2025年はあまり本を読めなくて、ざっと読んだ本、途中で放り出した本を含めて49冊だった。
その中で、読んで良かったなというのが9冊あった。
戸部良一・寺本義也・鎌田伸一・杉之尾孝生・村井友秀・野中郁次郎『失敗の本質』(中公文庫)
PDCAサイクルを回せない、PDCAサイクルって何ですか、という場では本書が受容されないと知った。特定の個人に負担がしわ寄せされてしまう。一つの集まりの継続可能性が小さくなる。時間差で数字が表面化するが、既に助っ人は去っている。ChatGPTに質問すると、過去から現在までの事例を具体的に教えてくれた。
オリゲネス『諸原理について』(教文館)
185年ー254年を生きた人の著作がどえらく難しい。
口頭伝承がまだ色濃く残っていた時代だが、カルヴァンはあっさり斬り捨てている。
スピノザ全集を読んでいると、カルヴァンについては書いておらず、カルヴィニストについて迷惑そうに書いている。
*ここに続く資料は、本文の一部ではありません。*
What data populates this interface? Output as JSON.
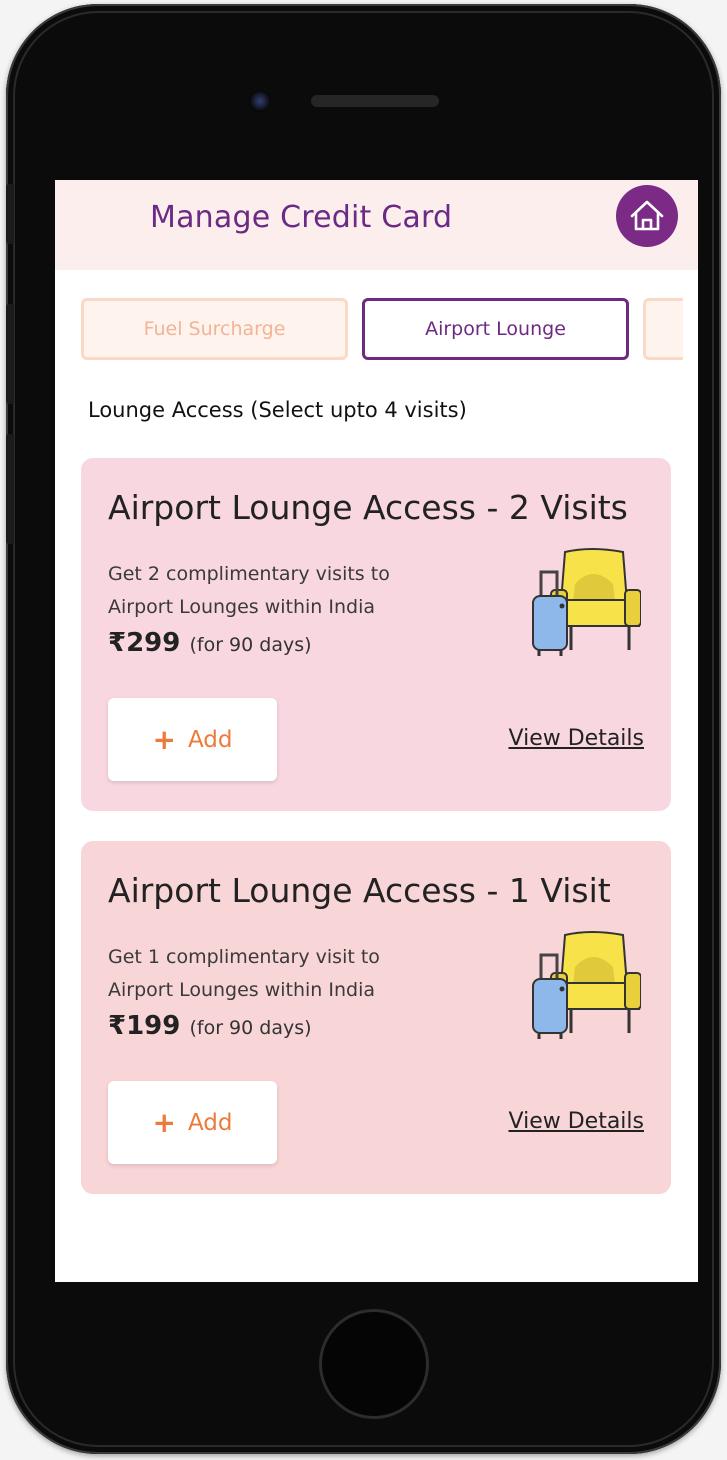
{
  "header": {
    "title": "Manage Credit Card",
    "home_icon": "home-icon"
  },
  "tabs": [
    {
      "label": "Fuel Surcharge",
      "active": false
    },
    {
      "label": "Airport Lounge",
      "active": true
    },
    {
      "label": "",
      "active": false
    }
  ],
  "section": {
    "label": "Lounge Access (Select upto 4 visits)"
  },
  "cards": [
    {
      "title": "Airport Lounge Access - 2 Visits",
      "description": "Get 2 complimentary visits to Airport Lounges within India",
      "price": "₹299",
      "price_note": "(for 90 days)",
      "add_label": "Add",
      "view_details_label": "View Details",
      "illustration": "lounge-chair-luggage-icon",
      "background": "#f8d7e1"
    },
    {
      "title": "Airport Lounge Access - 1 Visit",
      "description": "Get 1 complimentary visit to Airport Lounges within India",
      "price": "₹199",
      "price_note": "(for 90 days)",
      "add_label": "Add",
      "view_details_label": "View Details",
      "illustration": "lounge-chair-luggage-icon",
      "background": "#f8d5d7"
    }
  ],
  "colors": {
    "brand_purple": "#6e2a83",
    "accent_orange": "#ee7a3a",
    "header_bg": "#fdeeee"
  }
}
カルヴァンについての評価を割り引くことにした。
毛内拡『脳を司る「脳」』(ブルーバックス)
脳内の血流を良くすることの意味、脳細胞がどういう物質でできているか、脳神経のネットワークを補強するにはどうするか、やってみるかという気になった。
有限責任監査法人トーマツ『実務解説 新リース会計基準のすべて』(中央経済社)
オペレーティングリースと現行基準での隠れリースが、新リースでは契約内容によりリース取引とされるので、契約を読み直すことになる。
契約書を読み直すのは誰?その人は新リース分かってる?読み落としたら何が起きる?システム?あー、あー、わかりません。
石川九楊『書とはどういう芸術か 増補版』(中公新書)
書は胆力が如実に表現されるので、見た瞬間に理解される。絵であれば左辺、下辺までしっかり描き込まれているかをじっくり読み取ることで分かる。彫刻は分からない。
東博で顔真卿展が開かれたとき、王羲之、褚遂良等の超有名な人の「無」を重ねる映像が流れていて、全員の構造が完全一致していたのはぶひーと驚いた。
自分の書く字は年々壊れている。なんとかしたい。
ザドラ、スティックゴールド『夢を見るとき脳は』(紀伊國屋書店)
脳の仕組みは2時間の覚醒時の情報のインプットに対して、1時間の隔離された休養による情報処理が必要、つまり1日8時間睡眠が必要、という。実際に8時間寝るようにした。お告げかというくらい変わる。
高野麻衣『マンガと音楽の甘い関係』(太田出版)
天使がふわっと触れるようにマンガの中で音楽が降ってくる。
滝口美香 キリスト教美術史
なんか良かった。
坪井貴司『「腸と脳」の科学』
気圧が下がると、天候が荒れると、頭が痛いとか気分が落ち込むというのは知っていた。
さらにその先があって、腸の状態を整えることで、セロトニンから脳を調整するという話。
ヨーグルトは自分に合うものを探すんだそうだ。確かに合う合わないがはっきり分かれた。